One of the values we had at Fundera was "Be An Open Book." I used to tell people during new hire orientation that I loved this value because I am a lazy person. As a company, the spirit of being an open book is giving people access to vital information about how the business is performing. It's important to do this for a variety of reason: employees want it, it provides context as to how the company is doing, and with that context people can begin to make independent and well-informed decisions about how to help us grow. If more people are making better decisions, then leaders get to make less of them (especially the smaller ones). Hence, I can continue being lazy.

The value manifests in a variety of ways. We would share company financials during Town Halls (our monthly company All Hands).

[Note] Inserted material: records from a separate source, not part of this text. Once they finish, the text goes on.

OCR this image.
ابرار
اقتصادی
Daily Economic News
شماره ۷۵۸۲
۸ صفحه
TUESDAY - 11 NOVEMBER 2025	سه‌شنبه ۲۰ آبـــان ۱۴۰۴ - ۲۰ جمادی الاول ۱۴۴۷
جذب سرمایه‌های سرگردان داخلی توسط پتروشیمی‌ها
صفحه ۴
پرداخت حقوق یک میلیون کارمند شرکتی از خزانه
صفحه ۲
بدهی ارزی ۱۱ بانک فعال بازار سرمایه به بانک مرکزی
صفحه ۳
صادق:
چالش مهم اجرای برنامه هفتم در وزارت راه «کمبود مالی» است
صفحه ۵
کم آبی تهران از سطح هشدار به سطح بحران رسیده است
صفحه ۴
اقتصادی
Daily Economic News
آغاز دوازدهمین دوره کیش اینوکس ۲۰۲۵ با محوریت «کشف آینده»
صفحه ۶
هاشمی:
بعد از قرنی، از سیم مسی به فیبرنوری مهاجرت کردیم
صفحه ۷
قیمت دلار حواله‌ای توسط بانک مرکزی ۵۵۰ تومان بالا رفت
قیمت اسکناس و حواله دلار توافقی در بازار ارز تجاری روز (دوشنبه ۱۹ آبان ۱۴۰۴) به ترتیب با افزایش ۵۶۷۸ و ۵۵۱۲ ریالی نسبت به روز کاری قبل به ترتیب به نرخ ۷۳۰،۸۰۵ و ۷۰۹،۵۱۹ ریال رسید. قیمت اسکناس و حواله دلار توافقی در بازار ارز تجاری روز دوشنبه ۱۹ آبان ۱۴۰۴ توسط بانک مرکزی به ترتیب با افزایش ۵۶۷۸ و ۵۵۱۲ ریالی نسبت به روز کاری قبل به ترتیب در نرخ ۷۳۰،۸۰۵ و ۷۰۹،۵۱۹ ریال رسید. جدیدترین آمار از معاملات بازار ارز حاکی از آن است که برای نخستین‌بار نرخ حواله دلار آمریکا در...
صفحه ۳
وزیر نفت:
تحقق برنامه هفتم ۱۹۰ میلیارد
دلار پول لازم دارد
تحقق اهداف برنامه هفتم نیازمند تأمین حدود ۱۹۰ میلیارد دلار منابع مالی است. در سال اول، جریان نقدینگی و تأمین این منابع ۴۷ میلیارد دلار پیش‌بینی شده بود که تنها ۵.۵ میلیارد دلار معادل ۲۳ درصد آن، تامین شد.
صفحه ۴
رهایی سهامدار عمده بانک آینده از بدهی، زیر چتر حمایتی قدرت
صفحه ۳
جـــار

We would circulate sanitized board presentations after every board meeting (sanitized because there are some discretional and personal things that not everyone needs to know). We'd discuss our unit economics in depth. Sharing details was embedded in the culture. Everyone inside the company had access to the nitty gritty as to how the company was doing. And if for some reason they didn't have it at their fingertips, they could always ask.

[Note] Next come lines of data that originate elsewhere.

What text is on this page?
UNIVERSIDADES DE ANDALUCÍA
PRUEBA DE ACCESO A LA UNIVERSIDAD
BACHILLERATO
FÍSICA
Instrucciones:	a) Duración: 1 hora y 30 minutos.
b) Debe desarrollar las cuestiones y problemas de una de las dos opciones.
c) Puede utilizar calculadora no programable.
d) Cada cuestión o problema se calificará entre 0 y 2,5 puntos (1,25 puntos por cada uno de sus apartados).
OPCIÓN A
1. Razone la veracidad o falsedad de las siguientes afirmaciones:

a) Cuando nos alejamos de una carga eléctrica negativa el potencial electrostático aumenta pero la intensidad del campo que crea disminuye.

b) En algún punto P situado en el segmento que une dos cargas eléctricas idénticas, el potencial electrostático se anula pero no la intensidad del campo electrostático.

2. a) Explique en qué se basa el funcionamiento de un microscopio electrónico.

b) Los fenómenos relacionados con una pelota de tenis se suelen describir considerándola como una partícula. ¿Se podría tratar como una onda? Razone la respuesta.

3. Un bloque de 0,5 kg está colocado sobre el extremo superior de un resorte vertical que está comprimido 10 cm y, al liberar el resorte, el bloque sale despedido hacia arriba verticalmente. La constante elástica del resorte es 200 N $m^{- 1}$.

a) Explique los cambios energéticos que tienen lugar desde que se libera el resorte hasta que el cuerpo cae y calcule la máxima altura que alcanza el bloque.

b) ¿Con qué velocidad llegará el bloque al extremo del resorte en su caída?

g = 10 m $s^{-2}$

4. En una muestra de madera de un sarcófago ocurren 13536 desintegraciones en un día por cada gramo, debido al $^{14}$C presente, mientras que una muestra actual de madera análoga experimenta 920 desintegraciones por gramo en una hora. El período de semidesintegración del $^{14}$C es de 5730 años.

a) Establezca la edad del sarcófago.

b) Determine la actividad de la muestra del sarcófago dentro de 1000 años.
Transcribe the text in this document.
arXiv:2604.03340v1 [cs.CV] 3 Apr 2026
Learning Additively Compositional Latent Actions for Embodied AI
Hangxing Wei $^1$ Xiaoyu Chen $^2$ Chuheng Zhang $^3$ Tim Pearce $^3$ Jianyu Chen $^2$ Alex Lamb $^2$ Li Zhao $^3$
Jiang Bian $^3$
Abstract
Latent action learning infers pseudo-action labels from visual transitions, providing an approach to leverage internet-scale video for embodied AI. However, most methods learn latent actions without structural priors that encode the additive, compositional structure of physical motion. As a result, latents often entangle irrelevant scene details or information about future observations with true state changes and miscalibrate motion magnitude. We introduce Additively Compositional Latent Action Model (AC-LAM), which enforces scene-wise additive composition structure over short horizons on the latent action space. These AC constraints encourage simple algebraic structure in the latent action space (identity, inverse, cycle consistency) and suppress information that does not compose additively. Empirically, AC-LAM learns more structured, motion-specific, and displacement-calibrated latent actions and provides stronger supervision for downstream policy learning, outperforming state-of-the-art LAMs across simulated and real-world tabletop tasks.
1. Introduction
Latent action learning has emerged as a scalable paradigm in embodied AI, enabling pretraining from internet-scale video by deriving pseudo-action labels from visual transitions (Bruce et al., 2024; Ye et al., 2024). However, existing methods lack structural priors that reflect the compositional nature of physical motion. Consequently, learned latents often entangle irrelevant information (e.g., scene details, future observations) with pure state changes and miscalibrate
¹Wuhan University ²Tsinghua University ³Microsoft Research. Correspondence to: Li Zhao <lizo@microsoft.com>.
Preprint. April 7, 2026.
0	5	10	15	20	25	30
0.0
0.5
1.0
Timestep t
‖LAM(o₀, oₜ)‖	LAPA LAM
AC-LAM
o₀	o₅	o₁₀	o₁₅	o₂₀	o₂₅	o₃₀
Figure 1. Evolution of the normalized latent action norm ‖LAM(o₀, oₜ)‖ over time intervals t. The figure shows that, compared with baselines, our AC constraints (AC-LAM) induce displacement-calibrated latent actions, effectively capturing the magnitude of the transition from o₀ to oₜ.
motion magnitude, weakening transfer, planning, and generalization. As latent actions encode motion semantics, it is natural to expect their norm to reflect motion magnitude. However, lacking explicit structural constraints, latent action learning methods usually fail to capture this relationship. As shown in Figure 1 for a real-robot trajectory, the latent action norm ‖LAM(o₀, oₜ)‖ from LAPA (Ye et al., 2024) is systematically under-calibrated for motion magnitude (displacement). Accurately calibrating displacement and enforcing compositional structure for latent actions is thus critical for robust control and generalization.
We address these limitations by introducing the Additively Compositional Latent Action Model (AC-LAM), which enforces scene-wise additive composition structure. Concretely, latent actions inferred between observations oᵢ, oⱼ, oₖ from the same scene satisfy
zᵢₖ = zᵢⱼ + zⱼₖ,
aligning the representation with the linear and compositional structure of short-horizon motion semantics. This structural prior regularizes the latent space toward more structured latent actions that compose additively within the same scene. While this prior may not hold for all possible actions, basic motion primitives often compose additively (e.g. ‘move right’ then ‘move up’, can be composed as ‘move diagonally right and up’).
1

I have found that people who join early stage ventures oftentimes do so to learn as much as possible. A great way to accelerate learning is to share information on what's important to the company so people can track it and see how inputs effect outputs. They also want to have some sense of autonomy and feel like they can contribute beyond being told what to do or the confines of a specific role. Being an open book helps steepen the learning curve while improving the way people can contribute.

Being an open book also helps people make critical career decisions. They know when things are good and can get excited about growth trajectory. They also know when things are bad and they can either buckle down and dig through the muck (this is why it's important to hire people who believe in your mission) or they can jump ship and find a more stable environment. Shitty surprises suck for employees. It's a huge disappointment to wake up one morning and be told your company burned through all its cash and now has to shut down. It's an even bigger disappointment to be caught totally off guard by this, or to learn about it from the press. Don't create environments where this can happen to the people that bet a chunk of their career on you.

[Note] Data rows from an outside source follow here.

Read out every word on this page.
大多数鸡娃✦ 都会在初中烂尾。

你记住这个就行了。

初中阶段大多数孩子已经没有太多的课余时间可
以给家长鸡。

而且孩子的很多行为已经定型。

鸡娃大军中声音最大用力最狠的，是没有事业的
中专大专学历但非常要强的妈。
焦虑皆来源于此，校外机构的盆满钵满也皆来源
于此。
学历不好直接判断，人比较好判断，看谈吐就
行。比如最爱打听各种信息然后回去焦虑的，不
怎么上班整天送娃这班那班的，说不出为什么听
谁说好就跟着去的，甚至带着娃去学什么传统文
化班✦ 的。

I will never understand early to mid-stage companies that don't share pertinent financial information with their employees. Pending certain situations where it's legally impossible or inadvisable, leaders shoot themselves in the foot by hiding this information. It's not good for the company, it inhibits people from making great decisions because they don't have appropriate context, and it's not fair to employees.

Make life easy, treat people like adults, be an open book.